The figure below shows the structure of a typical enterprise data warehouse. Data from various IT applications such as CRM, ERP and Supply Chain Management is fed into a data warehouse by applying appropriate ETL processes to transform it to the desired schema. After aggregation, the results are accessible by end users via Business Intelligence and Reporting tools.
Challenges with Proprietary Data Warehouse Platforms:
- Inefficient resource utilization with ETL, apps and analytics requirements compete with each other
- Incapable of storing and processing unstructured data
- Wasted Storage with only ~20% of data is real-time
- Licence Cost and upgrade is expensive
- Vendor dependency with proprietary solution
Apache™ Hadoop as Open Source Data Warehouse Platform:
Apache Hadoop is an open source project that provides a parallel storage and processing framework that enables customized analytical functions using commodity hardware. It scales out to clusters spanning tens to thousands of server nodes making it possible to process very large amounts of data at a fraction of the cost of enterprise data warehouses. The key is the use of commodity servers – Hadoop makes this possible by providing for replication and distribution of the nodes over multiple nodes, racks and even data centers.
Hadoop is rapidly being adopted by enterprises from leading banks and retailers to online travel and ecommerce sites in a wide range of applications.
Key reasons to Augment Apache™ Hadoop with Existing Enterprise Data Warehouse:
Although Hadoop was originally developed to process unstructured data, it has quickly been embraced by enterprises to offload their data warehouse. This leads to lower cost and better performance of the data warehouse.
1. Reduce Cost
The Teradata Active Data Warehouse starts at $57,000 per Terabyte. In comparison, the cost of a supported Hadoop distribution and all hardware and datacenter costs are around $1,450/TB, a fraction of the Teradata price1. With such a compelling price advantage, it is a no brainer to use Hadoop to augment and in some cases even replace the enterprise data warehouse.

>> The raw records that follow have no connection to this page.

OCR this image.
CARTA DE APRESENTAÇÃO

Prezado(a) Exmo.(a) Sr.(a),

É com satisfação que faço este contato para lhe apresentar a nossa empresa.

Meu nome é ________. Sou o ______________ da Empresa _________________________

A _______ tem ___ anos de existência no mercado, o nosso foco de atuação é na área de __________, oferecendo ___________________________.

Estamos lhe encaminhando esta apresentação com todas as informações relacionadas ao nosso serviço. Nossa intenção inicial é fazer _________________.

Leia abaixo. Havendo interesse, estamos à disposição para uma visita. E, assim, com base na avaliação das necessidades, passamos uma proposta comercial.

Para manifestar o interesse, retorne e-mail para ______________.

2. Off-load data processing
Hadoop provides an ideal, massively parallel platform for the extraction and transformation jobs, making these one of the first applications to be moved to Hadoop. In cases where applicable, the connectors to Hadoop that come with certain ETL tools can be used as well (although this option won’t help reduce the cost of using such tools).
3. Off-load Data Storage
In many enterprises, 80% or more of the data in a data warehouse is not actively used. As new data comes in, the volume of data in the warehouse grows, leading to increased cost as more appliances or nodes and disks are added.
Data is categorized as being hot, warm or cold based on the frequency of access. Warm and cold data are prime targets to migrate to a Hadoop cluster. Hadoop clusters are cheap and by dramatically lowering the amount of data stored in the warehouse, considerable savings can be had.
4. Backup and Recovery
By using commodity hardware and cheap disks that are replicated, Hadoop has proven to be a safe and fast backup solution. The backup solution is easy to setup and the attractive costs and recovery time make it an ideal choice for this important function.
To ensure high availability and recovery from disasters, data is backed up to geographically distributed data centers (DR site). Hadoop can be used in the DR site to keep a backup of the data warehouse.